How many ways $12$ persons may be divided into three groups of $4$ persons each?

We can also organize the count in a different way. First line up the people, say in alphabetical order, or in student number order, or by height.

The first person in the lineup chooses the $3$ people (from the remaining $11$) who will be on her team. Then the first person in the lineup who was not chosen chooses the $3$ people (from the remaining $7$) who will be on her team. The double-rejects make up the third team.

The first person to choose has $\binom{11}{3}$ choices. For every choice she makes, the second person to choose has $\binom{7}{3}$ choices, for a total of $$\binom{11}{3}\binom{7}{3}.$$

Remark: The lineup is a device to avoid multiple-counting the divisions into teams. The alternate (and structurally nicer) strategy is to do deliberate multiple counting, and take care of that at the end by a suitable division.

The answer is $\frac{12!}{(4!)^3\cdot3!}=5775$ because the $3!$ different orders of the three groups do not matter either, so your solution was almost correct.

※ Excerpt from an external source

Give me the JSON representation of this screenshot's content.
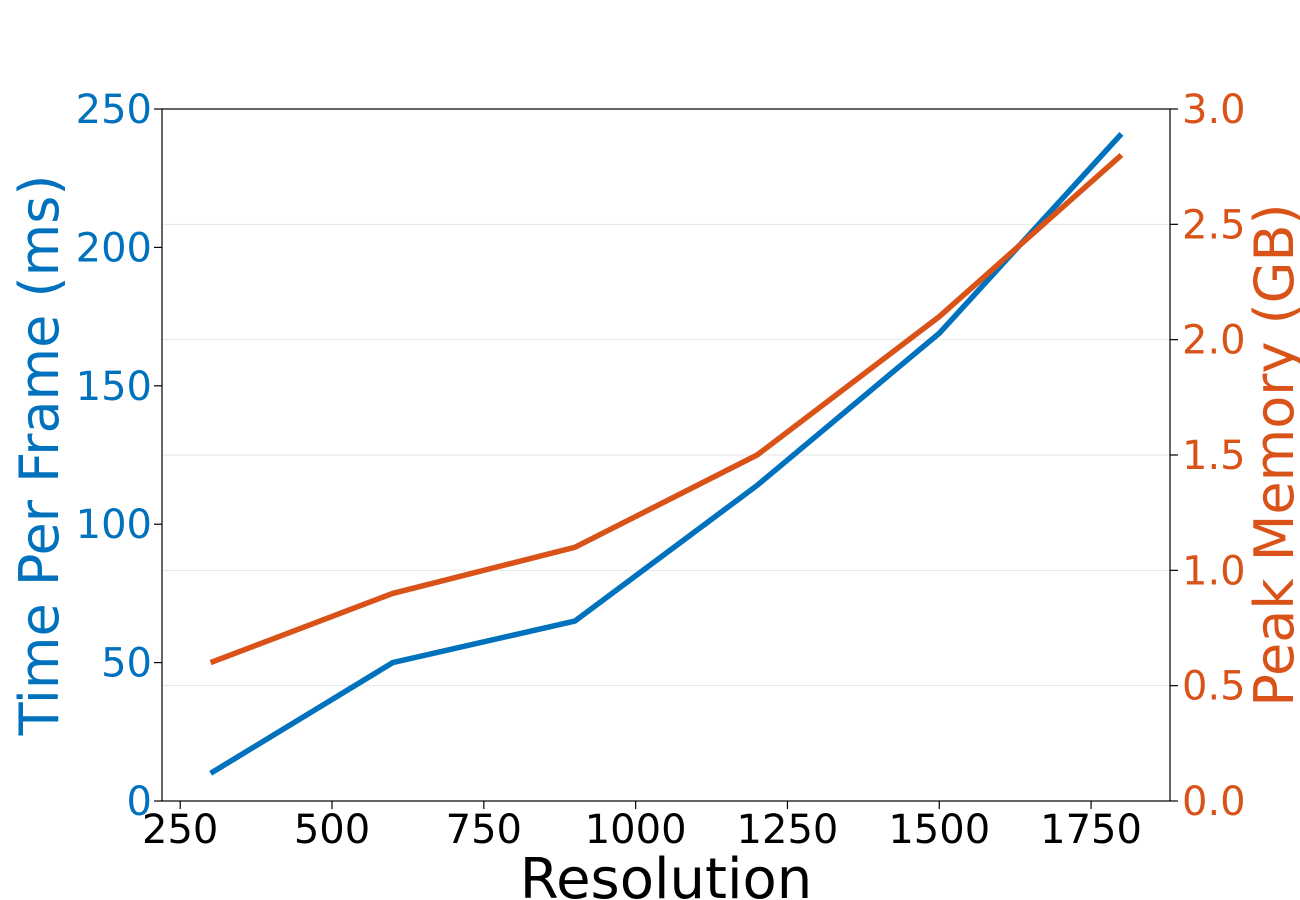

From $12$ persons , $4$ persons can be chosen in $\binom{12}{4}$ ways. From rest $(12-4)=8 $ persons 4 persons can be chosen in $\binom{8}{4}$ ways.Remaining $4$ will form the third group.Thus $\binom{12}{4} \binom{8}{4}$ are the ways for form three groups of $4$ persons out of $12$ persons.But we have introduced order in group formation. Now three groups can be permuted $3!$ ways and they are all same.Hence correct number of ways $= \frac{\binom{12}{4} \binom{8}{4}}{3!}=5775 $